Postdoctoral student at the Institute of Chemistry at the São Paulo State University (UNESP), Luís Fernando da Silva received an award for the best doctoral thesis in the field of materials in 2014 by the Brazilian agency for the support and evaluation of graduate education (CAPES). The research, conducted during his doctoral studies at the University of São Paulo (USP), used a new method to synthesize chemical compounds displaying effective properties as gas sensors.
The thesis is titled Synthesis and characterization of SrTiO3 and SrTi1-xFexO3 compounds by microwave-assisted hydrothermal method, and the work was advised by Professor Valmor Mastelaro (from the São Carlos Institute of Physics – USP). Silva also used infrastructure of the laboratories of the Center for the Development of Functional Materials (CDMF) to perform his study.
The researcher worked with strontium titanate compounds, both in its pure form or added with iron (SrTiO3 and SrTi1-xFexO3).

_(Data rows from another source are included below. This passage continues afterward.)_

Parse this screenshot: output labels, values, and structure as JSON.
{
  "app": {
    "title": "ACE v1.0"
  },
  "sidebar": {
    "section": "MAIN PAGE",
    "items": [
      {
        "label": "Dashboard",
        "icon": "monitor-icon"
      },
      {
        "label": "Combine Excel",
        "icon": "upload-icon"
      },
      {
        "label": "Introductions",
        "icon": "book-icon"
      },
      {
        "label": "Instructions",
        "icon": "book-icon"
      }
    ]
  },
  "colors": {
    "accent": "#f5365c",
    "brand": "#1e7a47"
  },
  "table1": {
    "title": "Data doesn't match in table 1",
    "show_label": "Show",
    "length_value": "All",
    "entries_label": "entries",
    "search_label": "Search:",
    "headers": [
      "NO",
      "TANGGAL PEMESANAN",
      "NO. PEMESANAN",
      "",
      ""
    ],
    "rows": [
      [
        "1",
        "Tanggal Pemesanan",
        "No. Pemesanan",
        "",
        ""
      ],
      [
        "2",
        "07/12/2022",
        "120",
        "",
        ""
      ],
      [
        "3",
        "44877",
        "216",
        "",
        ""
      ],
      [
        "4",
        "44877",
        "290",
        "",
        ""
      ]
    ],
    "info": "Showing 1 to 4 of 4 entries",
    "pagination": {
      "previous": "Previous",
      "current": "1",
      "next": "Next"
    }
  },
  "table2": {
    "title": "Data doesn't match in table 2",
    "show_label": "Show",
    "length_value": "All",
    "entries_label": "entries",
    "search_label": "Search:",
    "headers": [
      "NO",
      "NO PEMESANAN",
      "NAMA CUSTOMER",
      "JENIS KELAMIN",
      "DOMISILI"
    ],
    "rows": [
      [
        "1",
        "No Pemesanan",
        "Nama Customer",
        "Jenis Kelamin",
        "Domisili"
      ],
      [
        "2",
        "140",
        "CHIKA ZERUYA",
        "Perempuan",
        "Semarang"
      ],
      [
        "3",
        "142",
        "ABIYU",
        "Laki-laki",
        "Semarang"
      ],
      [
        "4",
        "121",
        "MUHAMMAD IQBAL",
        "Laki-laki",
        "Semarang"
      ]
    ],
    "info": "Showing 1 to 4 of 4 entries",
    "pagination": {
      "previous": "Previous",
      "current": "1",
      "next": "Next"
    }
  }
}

Silva says that to produce such materials in the laboratory used to require an extensive amount of time, which would delay and complicate the synthesis process of the compound. “In my paper, I proposed the use of the microwave-assisted hydrothermal treatment to obtain this compound. The advantage of this method is the low temperature and the short amount of time.”
In general, the titanate synthesis takes 12 hours, at a temperature of 1200 °C. With the new method proposed by Silva in his doctoral thesis, the whole process takes 10 minutes at a temperature of 140 °C. The researcher explains that, in addition to making the compound synthesis faster, the microwave-assisted hydrothermal method also enables a better control over the titanate properties. “This compound managed to display interesting properties as a sensor for ozone gas and nitrogen dioxide, as well as photoluminescence and photocatalysis”.
Gas sensors are usually used by the industry as a key element for safety in production lines. The device helps to detect gases which are odorless and hazardous to human beings. Thus, the detectors play a major role ensuring safety in installations and preventing accidents.
To read the original thesis by Luis Fernando da Silva, click here.
About the CDMF
CDMF is one of the several Research, Innovation and Dissemination Centers (CEPID) supported by FAPESP. The center also receives funds from CNPq, through the National Institute of Science and Technology for Nanotechnology Materials (INCTMN), integrating a research network between UNESP, the Federal University of São Carlos (UFSCar), USP and the – Nuclear and Energy Research Institute (IPEN).
CAPES Award for Thesis
The CAPES award was created in the year of 2005, with the purpose of granting a distinction to the best doctoral thesis defended and approved in Brazilian courses. Its selection takes into account criteria of originality, innovation and quality, considering that the pre-selection is made by the graduate programs.
The award ceremony will be held in the CAPES office, in Brasília, on December 10th.